Let me clarify, I am not predicting what will happen come to Hall of Fame election time. I am, however, going to justify what I think should happen. Here is what it comes down to: it is not about being fair, it is about being the least unfair.
We have to establish the advantages of steroids for what they are. Steroids allow for faster muscle repair, therefore quick muscle growth. They do not, however, magically make the user good at baseball overnight. In order for steroids to enhance skill (by way of quick muscle growth), there must already be skill present. This is an important ground rule to set because it is vital to acknowledge Rodriguez, Bonds, Clemens, Ortiz, and McGwire are insanely talented even without steroid use. Bonds in particular had a hall of fame career even if you do not count his years in San Francisco. But regardless, muscle repair beyond the natural rate of which is in fact an advantage.
Is it unfair that certain players excelled under steroid use in such a way that set them above and beyond their peers? Yes, of course, it is unfair. Do you want to know what is even more unfair? Letting Bud Selig in the Hall of Fame after creating and allowing the steroid era.
Do you know what else is unfair? Baseball exploding in popularity, generating unreal amounts of money, and creating so many more jobs, and then not letting the horses who did the heavy lifting see the fruits of their own labor. This is the most insulting form of scapegoating. To me, this stab-in-the-back is even more unfair than the advantage given to players on the field.
We cannot just pretend that some of the greatest performances ever played on a Major League Baseball field never happened, especially when the commissioner in charge at the time period gets to sleep at night with his own plaque in Cooperstown.

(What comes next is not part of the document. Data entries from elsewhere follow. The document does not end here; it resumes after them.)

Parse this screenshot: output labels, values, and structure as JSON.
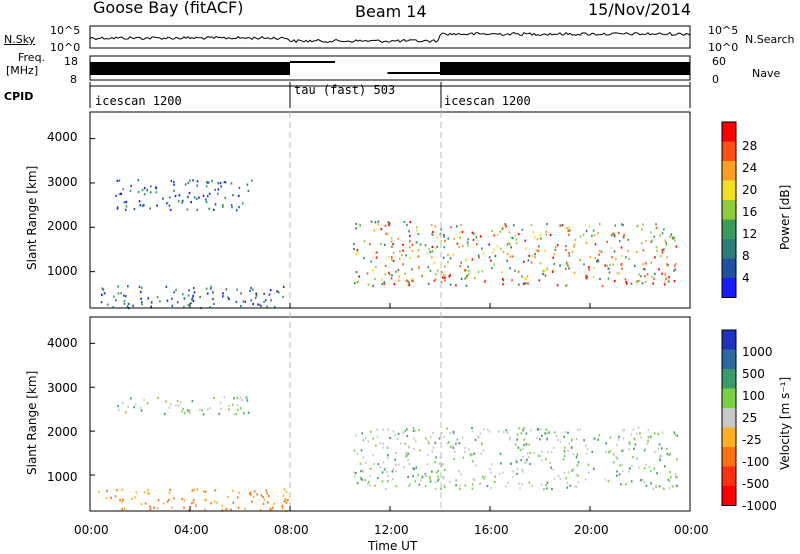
{
  "header": {
    "station": "Goose Bay (fitACF)",
    "beam": "Beam 14",
    "date": "15/Nov/2014"
  },
  "side_labels": {
    "nsky": "N.Sky",
    "nsky_top": "10^5",
    "nsky_bottom": "10^0",
    "freq": "Freq.",
    "freq_unit": "[MHz]",
    "freq_top": "18",
    "freq_bottom": "8",
    "cpid": "CPID",
    "nsearch": "N.Search",
    "nsearch_top": "10^5",
    "nsearch_bottom": "10^0",
    "nave": "Nave",
    "nave_top": "60",
    "nave_bottom": "0"
  },
  "cpid_segments": [
    {
      "label": "icescan 1200",
      "start_hour": 0,
      "end_hour": 8
    },
    {
      "label": "tau (fast) 503",
      "start_hour": 8,
      "end_hour": 14
    },
    {
      "label": "icescan 1200",
      "start_hour": 14,
      "end_hour": 24
    }
  ],
  "panels": {
    "ylabel": "Slant Range [km]",
    "xlabel": "Time UT",
    "yticks": [
      "1000",
      "2000",
      "3000",
      "4000"
    ],
    "xticks": [
      "00:00",
      "04:00",
      "08:00",
      "12:00",
      "16:00",
      "20:00",
      "00:00"
    ]
  },
  "power_scale": {
    "title": "Power [dB]",
    "labels": [
      "4",
      "8",
      "12",
      "16",
      "20",
      "24",
      "28"
    ],
    "colors": [
      "#1a1aff",
      "#2050a0",
      "#2e7d7d",
      "#3a9a5a",
      "#8fcc3a",
      "#f0e020",
      "#ffa020",
      "#ff5010",
      "#ff0000"
    ]
  },
  "velocity_scale": {
    "title": "Velocity [m s⁻¹]",
    "labels": [
      "1000",
      "500",
      "100",
      "25",
      "-25",
      "-100",
      "-500",
      "-1000"
    ],
    "colors": [
      "#2030c0",
      "#2a6aa0",
      "#3a9a6a",
      "#7ad040",
      "#c8c8c8",
      "#ffb020",
      "#ff7010",
      "#ff3010",
      "#ff0000"
    ]
  },
  "chart_data": [
    {
      "type": "heatmap",
      "title": "Power",
      "x_axis": "Time UT",
      "y_axis": "Slant Range [km]",
      "xlim_hours": [
        0,
        24
      ],
      "ylim_km": [
        180,
        4600
      ],
      "colorbar": "Power [dB]",
      "regions": [
        {
          "t0": 0.3,
          "t1": 8.0,
          "r0": 200,
          "r1": 700,
          "value": "low"
        },
        {
          "t0": 1.0,
          "t1": 6.5,
          "r0": 2400,
          "r1": 3100,
          "value": "low"
        },
        {
          "t0": 10.5,
          "t1": 14.0,
          "r0": 700,
          "r1": 2200,
          "value": "high"
        },
        {
          "t0": 14.0,
          "t1": 23.5,
          "r0": 700,
          "r1": 2100,
          "value": "high"
        }
      ]
    },
    {
      "type": "heatmap",
      "title": "Velocity",
      "x_axis": "Time UT",
      "y_axis": "Slant Range [km]",
      "xlim_hours": [
        0,
        24
      ],
      "ylim_km": [
        180,
        4600
      ],
      "colorbar": "Velocity [m s-1]",
      "regions": [
        {
          "t0": 0.3,
          "t1": 8.0,
          "r0": 200,
          "r1": 700,
          "value": "negative"
        },
        {
          "t0": 1.0,
          "t1": 6.5,
          "r0": 2400,
          "r1": 2800,
          "value": "near-zero"
        },
        {
          "t0": 10.5,
          "t1": 23.5,
          "r0": 700,
          "r1": 2100,
          "value": "near-zero"
        }
      ]
    }
  ]
}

I believe it is reasonable to assume that if any of the flagship steroid users get elected into the hall, it would be David Ortiz for the sheer reason of him being the most likable personality. A-Rod, on the contrary, is not just unlikeable but was sacrificed as the scapegoat of the entire steroid era (rather unfairly in my honest opinion). If this happens, I would wholeheartedly consider it an unfair outcome as well. Not only is it unfair, but I would consider it the worst-case scenario that will light the baseball world on fire.
The most logical conclusion: let them all in. I do not have faith that this will happen, but the only way to end the annual bloodbath debate is to just end the debate entirely.